DEN juga menyoroti pentingnya menjaga kelancaran rantai pasok komoditas strategis, termasuk sulfur, yang memiliki peran penting dalam mendukung program hilirisasi nikel serta pengembangan industri baterai kendaraan listrik nasional.
Gangguan pasokan dinilai dapat memengaruhi keberlanjutan industri tersebut di tengah dinamika global.
Dari sisi fiskal, pemerintah memastikan Anggaran Pendapatan dan Belanja Negara (APBN) tetap dalam kondisi terjaga.
Defisit anggaran ditargetkan tetap berada di bawah batas 3 persen dari Produk Domestik Bruto (PDB) melalui pengendalian belanja yang lebih efisien serta optimalisasi penerimaan negara dari sektor ekspor unggulan seperti batu bara dan kelapa sawit.
“Masyarakat dan dunia usaha tidak perlu khawatir, APBN masih sangat terkendali. Defisit akan dijaga di bawah 3% melalui efisiensi belanja yang tepat serta optimalisasi momentum harga komoditas ekspor untuk memperkuat penerimaan negara,” ujarnya.
Pemerintah juga menegaskan bahwa kondisi APBN masih aman dan terkendali sehingga tidak menimbulkan kekhawatiran di kalangan pelaku usaha maupun masyarakat.
Untuk menjaga pertumbuhan ekonomi riil, pemerintah akan mempercepat agenda deregulasi sebagai stimulus nonfiskal.
Penyederhanaan perizinan dan penguatan kepastian hukum menjadi fokus utama untuk meningkatkan iklim usaha di tengah ketidakpastian global.

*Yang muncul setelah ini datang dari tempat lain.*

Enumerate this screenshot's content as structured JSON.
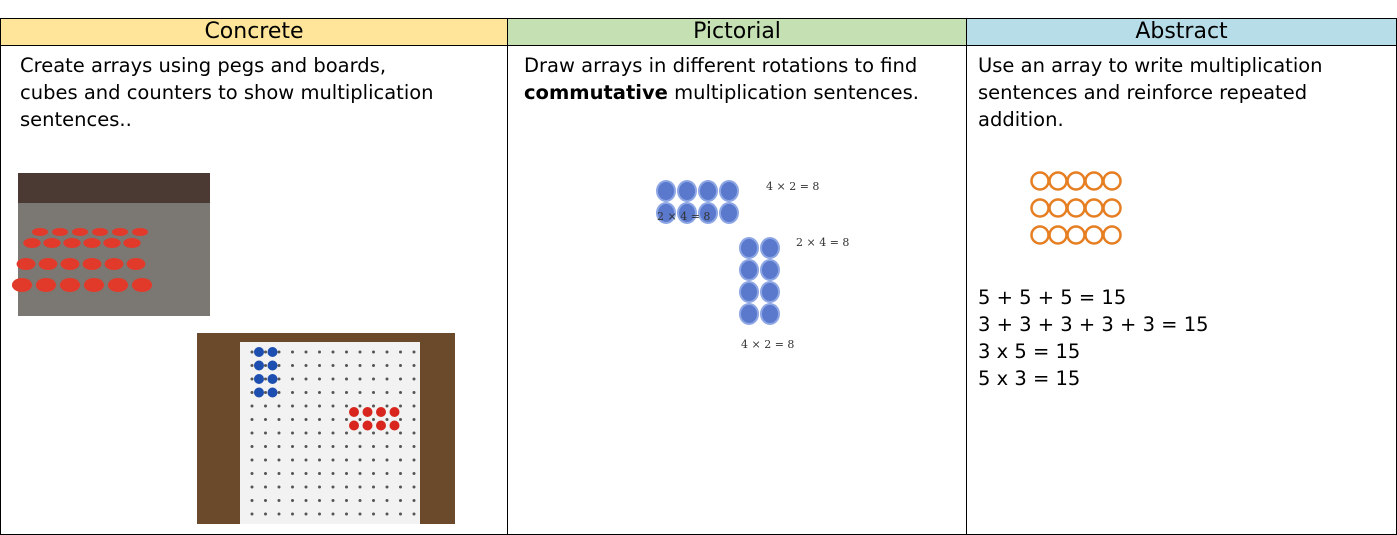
{
  "table": {
    "headers": [
      "Concrete",
      "Pictorial",
      "Abstract"
    ],
    "concrete": {
      "text": "Create arrays using pegs and boards, cubes and counters to show multiplication sentences.."
    },
    "pictorial": {
      "text_before": "Draw arrays in different rotations to find ",
      "text_bold": "commutative",
      "text_after": " multiplication sentences.",
      "labels": [
        "4 × 2 = 8",
        "2 × 4 = 8",
        "2 × 4 = 8",
        "4 × 2 = 8"
      ]
    },
    "abstract": {
      "text": "Use an array to write multiplication sentences and reinforce repeated addition.",
      "equations": [
        "5 + 5 + 5 = 15",
        "3 + 3 + 3 + 3 + 3 = 15",
        "3 x 5 = 15",
        "5 x 3 = 15"
      ]
    }
  }
}
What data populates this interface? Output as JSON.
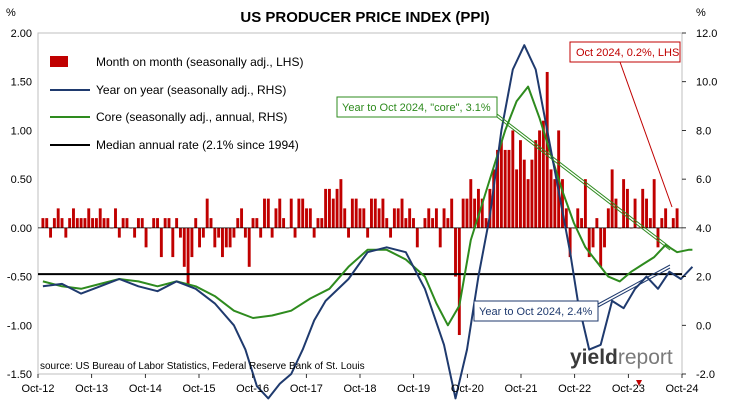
{
  "chart_data": {
    "type": "bar",
    "title": "US PRODUCER PRICE INDEX (PPI)",
    "left_unit": "%",
    "right_unit": "%",
    "left_axis": {
      "min": -1.5,
      "max": 2.0,
      "step": 0.5,
      "ticks": [
        "-1.50",
        "-1.00",
        "-0.50",
        "0.00",
        "0.50",
        "1.00",
        "1.50",
        "2.00"
      ]
    },
    "right_axis": {
      "min": -2.0,
      "max": 12.0,
      "step": 2.0,
      "ticks": [
        "-2.0",
        "0.0",
        "2.0",
        "4.0",
        "6.0",
        "8.0",
        "10.0",
        "12.0"
      ]
    },
    "x_ticks": [
      "Oct-12",
      "Oct-13",
      "Oct-14",
      "Oct-15",
      "Oct-16",
      "Oct-17",
      "Oct-18",
      "Oct-19",
      "Oct-20",
      "Oct-21",
      "Oct-22",
      "Oct-23",
      "Oct-24"
    ],
    "source": "source: US Bureau of Labor Statistics, Federal Reserve Bank of St. Louis",
    "brand": {
      "part1": "yield",
      "part2": "report"
    },
    "series": [
      {
        "name": "Month on month (seasonally adj., LHS)",
        "type": "bar",
        "axis": "left",
        "color": "#c00000",
        "values": [
          0.1,
          0.1,
          -0.1,
          0.1,
          0.2,
          0.1,
          -0.1,
          0.1,
          0.2,
          0.1,
          0.1,
          0.1,
          0.2,
          0.1,
          0.1,
          0.2,
          0.1,
          0.1,
          0.0,
          0.2,
          -0.1,
          0.1,
          0.1,
          0.0,
          -0.1,
          0.1,
          0.1,
          -0.2,
          0.0,
          0.1,
          0.1,
          -0.3,
          0.1,
          0.1,
          -0.3,
          0.1,
          -0.1,
          -0.4,
          -0.6,
          -0.3,
          0.1,
          -0.2,
          -0.1,
          0.3,
          0.1,
          -0.2,
          -0.1,
          -0.3,
          -0.2,
          -0.2,
          -0.1,
          0.1,
          0.2,
          -0.1,
          -0.4,
          0.1,
          0.1,
          -0.1,
          0.3,
          0.3,
          -0.1,
          0.2,
          0.3,
          0.1,
          0.0,
          0.3,
          -0.1,
          0.3,
          0.3,
          0.2,
          0.2,
          -0.1,
          0.1,
          0.1,
          0.4,
          0.4,
          0.3,
          0.4,
          0.5,
          0.2,
          -0.1,
          0.3,
          0.3,
          0.2,
          0.2,
          -0.1,
          0.3,
          0.3,
          0.2,
          0.3,
          0.1,
          -0.1,
          0.2,
          0.2,
          0.3,
          0.1,
          0.2,
          0.1,
          -0.2,
          0.0,
          0.1,
          0.2,
          0.1,
          0.2,
          -0.2,
          0.2,
          0.1,
          0.3,
          -0.5,
          -1.1,
          0.3,
          0.3,
          0.5,
          0.3,
          0.4,
          0.3,
          0.1,
          0.4,
          0.6,
          0.8,
          0.9,
          0.8,
          0.8,
          1.0,
          0.6,
          0.9,
          0.7,
          0.5,
          0.7,
          0.9,
          1.0,
          1.1,
          1.6,
          0.6,
          0.5,
          1.0,
          0.5,
          0.2,
          -0.3,
          0.0,
          0.2,
          0.1,
          0.5,
          -0.3,
          -0.2,
          0.1,
          -0.4,
          -0.2,
          0.2,
          0.6,
          0.3,
          0.0,
          0.5,
          0.4,
          0.0,
          0.3,
          0.0,
          0.4,
          0.3,
          0.1,
          0.5,
          -0.2,
          0.1,
          0.2,
          0.0,
          0.1,
          0.2
        ]
      },
      {
        "name": "Year on year (seasonally adj., RHS)",
        "type": "line",
        "axis": "right",
        "color": "#1f3a6e",
        "x": [
          0,
          5,
          10,
          15,
          20,
          25,
          30,
          35,
          40,
          45,
          50,
          53,
          56,
          59,
          62,
          65,
          68,
          71,
          74,
          80,
          85,
          90,
          95,
          100,
          105,
          108,
          111,
          114,
          117,
          120,
          123,
          126,
          129,
          132,
          135,
          138,
          140,
          143,
          146,
          149,
          152,
          155,
          158,
          161,
          164,
          167,
          170
        ],
        "values": [
          1.6,
          1.7,
          1.3,
          1.6,
          1.9,
          1.6,
          1.4,
          1.8,
          1.5,
          0.9,
          0.0,
          -1.0,
          -2.5,
          -3.0,
          -2.4,
          -2.0,
          -1.0,
          0.2,
          1.0,
          1.9,
          3.0,
          3.2,
          3.0,
          1.5,
          -0.8,
          -3.0,
          -1.0,
          2.0,
          4.5,
          8.0,
          10.5,
          11.5,
          10.5,
          8.0,
          5.5,
          3.0,
          1.0,
          -1.0,
          -0.8,
          1.0,
          0.7,
          1.5,
          2.0,
          1.5,
          2.2,
          1.9,
          2.4
        ]
      },
      {
        "name": "Core (seasonally adj., annual, RHS)",
        "type": "line",
        "axis": "right",
        "color": "#2e8b1e",
        "x": [
          0,
          5,
          10,
          15,
          20,
          25,
          30,
          35,
          40,
          45,
          50,
          55,
          60,
          65,
          70,
          75,
          80,
          85,
          90,
          95,
          100,
          103,
          106,
          109,
          112,
          115,
          118,
          121,
          124,
          127,
          130,
          133,
          136,
          139,
          142,
          145,
          148,
          151,
          154,
          157,
          160,
          163,
          166,
          169,
          170
        ],
        "values": [
          1.8,
          1.6,
          1.5,
          1.7,
          1.9,
          1.8,
          1.6,
          1.8,
          1.6,
          1.2,
          0.6,
          0.3,
          0.4,
          0.6,
          1.1,
          1.5,
          2.4,
          3.1,
          3.1,
          2.7,
          2.0,
          0.9,
          0.0,
          0.8,
          3.5,
          5.0,
          6.5,
          8.0,
          9.2,
          9.8,
          8.5,
          7.0,
          5.5,
          4.2,
          3.2,
          2.6,
          2.0,
          1.8,
          2.2,
          2.5,
          2.8,
          3.3,
          3.0,
          3.1,
          3.1
        ]
      },
      {
        "name": "Median annual rate (2.1% since 1994)",
        "type": "hline",
        "axis": "right",
        "color": "#000000",
        "value": 2.1
      }
    ],
    "annotations": [
      {
        "text": "Oct 2024, 0.2%, LHS",
        "color": "#c00000"
      },
      {
        "text": "Year to Oct 2024, \"core\", 3.1%",
        "color": "#2e8b1e"
      },
      {
        "text": "Year to Oct 2024, 2.4%",
        "color": "#1f3a6e"
      }
    ]
  }
}
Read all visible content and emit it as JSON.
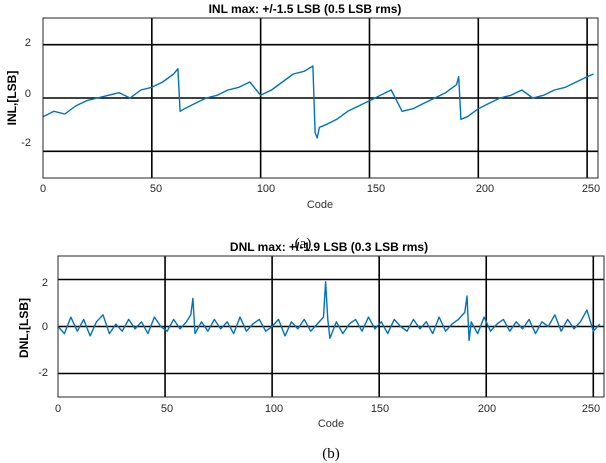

Selain itu, pemerintah menilai dinamika geopolitik saat ini tidak hanya membawa risiko, tetapi juga membuka peluang strategis.
Salah satunya melalui percepatan transformasi digital pemerintahan serta pengembangan pusat keuangan Indonesia guna memanfaatkan pergeseran arus modal internasional.
“Kita tidak hanya bicara soal bertahan, tetapi bagaimana mengambil manfaat dari situasi ini. Percepatan GovTech dan pembangunan Indonesia Financial Center merupakan langkah strategis untuk memanfaatkan pergeseran arus modal global,” ujarnya.
Dengan berbagai langkah tersebut, pemerintah berharap stabilitas ekonomi dapat terus terjaga sekaligus mendorong percepatan pertumbuhan nasional di tengah kondisi global yang dinamis.